Load-bearing premise
The finite samples drawn from the unknown dynamics are representative enough that a solution certified on those samples transfers to the true system with the stated PAC probability.
What would settle it
Generate a large independent test set of state-control pairs from the true dynamics and count the fraction of states inside the computed set for which no control keeps the successor inside; if that fraction exceeds the allowed violation rate by more than the PAC tolerance, the claim is falsified.
Figures
read the original abstract
Identifying controlled safety invariant sets (CSISs) is essential for safety-critical systems. This paper addresses the problem of computing CSISs for black-box discrete-time systems, where the dynamics are unknown and only limited simulation data are available. Traditionally, a CSIS requires that for every state in the set, there exists a control input that keeps the system within the set at the next step. However, enforcing such universal invariance, i.e., requiring the set to remain controlled invariant for all states, is often overly restrictive or impractical for black-box systems. To address this, we introduce the notion of a Probably Approximately Correct (PAC) CSIS, in which, with prescribed confidence, there exists a suitable control input to keep the system within the set at the next step for at least a specified fraction of the states. Our approach leverages barrier functions and scenario optimization, yielding a tractable linear programming method for estimating PAC CSISs. Several illustrative examples demonstrate the effectiveness of the proposed framework.
Editorial analysis
A structured set of objections, weighed in public.
Referee Report
Summary. The paper introduces Probably Approximately Correct (PAC) Controlled Safety Invariant Sets (CSISs) for black-box discrete-time dynamical systems with unknown dynamics, where only simulation data are available. It proposes using barrier functions together with scenario optimization to obtain a linear programming formulation that computes sets satisfying the PAC invariance property: with prescribed confidence, a control input exists that keeps the system inside the set for at least a specified fraction of states.

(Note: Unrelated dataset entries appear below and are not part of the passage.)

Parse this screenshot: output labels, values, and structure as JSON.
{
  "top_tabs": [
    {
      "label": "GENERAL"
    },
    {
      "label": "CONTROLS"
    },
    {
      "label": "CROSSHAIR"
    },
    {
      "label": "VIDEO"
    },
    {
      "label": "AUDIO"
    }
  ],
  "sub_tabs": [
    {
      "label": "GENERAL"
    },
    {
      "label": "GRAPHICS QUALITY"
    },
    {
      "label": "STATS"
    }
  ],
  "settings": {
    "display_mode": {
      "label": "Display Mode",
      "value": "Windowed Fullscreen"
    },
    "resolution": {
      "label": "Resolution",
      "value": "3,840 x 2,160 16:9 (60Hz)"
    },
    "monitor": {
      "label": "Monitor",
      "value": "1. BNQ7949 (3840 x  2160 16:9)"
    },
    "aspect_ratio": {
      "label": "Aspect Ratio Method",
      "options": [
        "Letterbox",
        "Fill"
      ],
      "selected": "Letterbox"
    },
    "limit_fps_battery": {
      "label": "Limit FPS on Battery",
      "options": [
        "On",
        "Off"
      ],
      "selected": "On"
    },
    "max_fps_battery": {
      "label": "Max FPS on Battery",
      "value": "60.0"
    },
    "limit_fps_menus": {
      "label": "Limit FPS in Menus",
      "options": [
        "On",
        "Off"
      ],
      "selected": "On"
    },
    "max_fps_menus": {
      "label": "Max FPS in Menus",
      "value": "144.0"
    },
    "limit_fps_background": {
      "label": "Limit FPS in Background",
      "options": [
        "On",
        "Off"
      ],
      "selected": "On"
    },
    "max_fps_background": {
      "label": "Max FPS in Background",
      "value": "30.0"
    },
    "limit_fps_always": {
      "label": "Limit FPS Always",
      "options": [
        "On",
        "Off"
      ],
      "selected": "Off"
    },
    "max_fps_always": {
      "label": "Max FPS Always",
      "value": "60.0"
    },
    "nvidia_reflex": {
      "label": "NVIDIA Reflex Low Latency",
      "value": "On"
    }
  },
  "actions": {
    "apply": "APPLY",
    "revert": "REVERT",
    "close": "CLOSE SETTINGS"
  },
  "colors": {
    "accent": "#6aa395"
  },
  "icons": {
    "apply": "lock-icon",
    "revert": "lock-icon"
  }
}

Significance. If the PAC transfer is rigorously justified with explicit bounds, the work would supply a convex, data-driven method for safety verification of unknown systems, extending barrier-function techniques to the black-box setting while retaining probabilistic guarantees. The explicit use of scenario optimization for invariance is a constructive strength.
major comments (1)
- [Abstract and scenario-optimization section] The central claim that the LP solution yields a PAC CSIS for the unknown continuous dynamics rests on scenario optimization transferring from finite samples to the true map. The manuscript must supply the explicit sample-complexity inequality N(ε,δ) (with the sampling measure stated) that justifies the PAC statement; without it the guarantee holds only on the observed points rather than on the state space as asserted.
Simulated Author's Rebuttal
We thank the referee for the careful review and constructive suggestion regarding the PAC guarantees. We address the single major comment below.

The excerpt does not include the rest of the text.